Over the years I struggled with what to tell Quinn about God. I couldn’t teach him but I wanted him to be exposed to religion so he could eventually choose for himself. I sent him to my parents once or twice a week to spend the night and they read him Bible stories and talked to him about God.
I didn’t want to lie to him. When he was old enough I told him I didn’t believe in God, I couldn’t, but that believing gave many people a lot of comfort. I didn’t know how much he understood or was taking in. Ben told him he believed in God but did not elaborate much on this with Quinn. We just didn’t talk about it.
“I knew you and Dad were not very religious people,” Quinn says now. “I just assumed with Dad it was going through the war. (He fought in the Pacific in WW II.) Seeing so many terrible things can either make you believe in God or take your faith away. I think when Dad saw all those Japanese jump off of cliffs, well, where is the God in that?”
As for me, he says, “I didn’t really understand that you didn’t believe in God until a few years ago. I didn’t know what ‘atheist’ meant. It’s a very harsh word, very ugly word. It’s like calling a black person the “N” word. And yet you can’t help being an atheist. We all have choices in life. Something traumatic can happen in your life to make you believe in God, like your son is dying and then he lives. It can change your mind. But most of the time you believe what you believe. You can’t really change that.”
Quinn continued: “In a way now, I think everyone is agnostic. Some people say that they aren’t because they believe. But you can’t know for sure because nobody’s ever seen God.”
My son says he remembers my telling him that I was happy for him that he believed in God “if it gives you comfort.” But sometimes, he adds, “it was hard for me knowing that you didn’t believe in God. I would think that because of all the difficulties that I’ve been through that you might. Then again, I almost died. What kind of God makes your son almost die?”
All his medical and learning problems, Quinn says, has made him think that “everything happens for a reason. Maybe it’s God’s plan for me to go through this because I can handle it. We are strong enough to deal with it.”
With great trepidation, I asked him if he was angry at Ben or me for not giving him a real religious education.
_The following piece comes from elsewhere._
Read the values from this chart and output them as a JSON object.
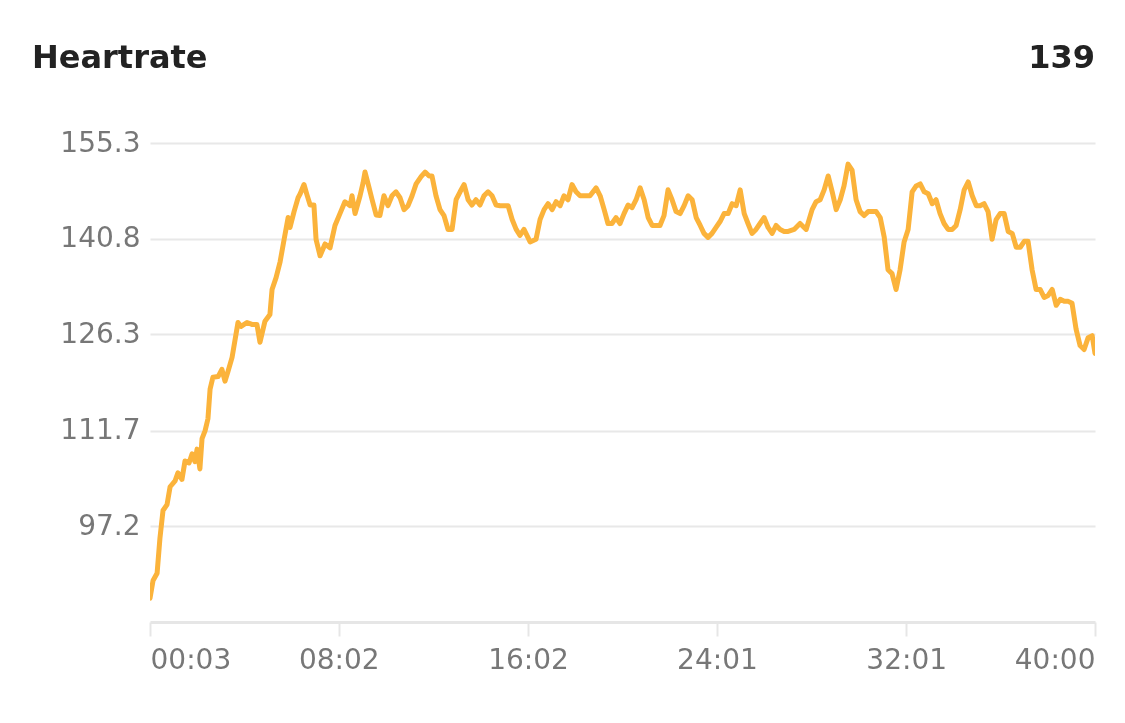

“Not at all, “he said. “I’m happy the way I was brought up religiously. If you had taught me there was only one thing I was supposed to believe then I wouldn’t have options. You taught me I could believe in anything I wanted to believe. I could choose what I wanted to believe in. In a way, believing in God is like having a girlfriend that you love and care about. You feel safe with her. You feel safe with God , the way you would with your girlfriend. When you get married she will be with you in sickness and in health. That’s what I believe God will do when I’m going through the hard times of life.”
Quinn does not go to church but he does meditate. And he is, if I may say this as his mother, the kindest, most loving, most affectionate person I have ever known. He has more integrity than anyone I know. He has never lied, and he is completely without malice. That’s saying a lot in such a cynical town as Washington, D.C.
I asked Quinn what he thinks about my new venture in religion as a moderator of “On Faith.”
“Well,” he says with a mischievous grin, “you started out as an atheist. Now you’re a free thinker. I think you’re on your way to believing in God.”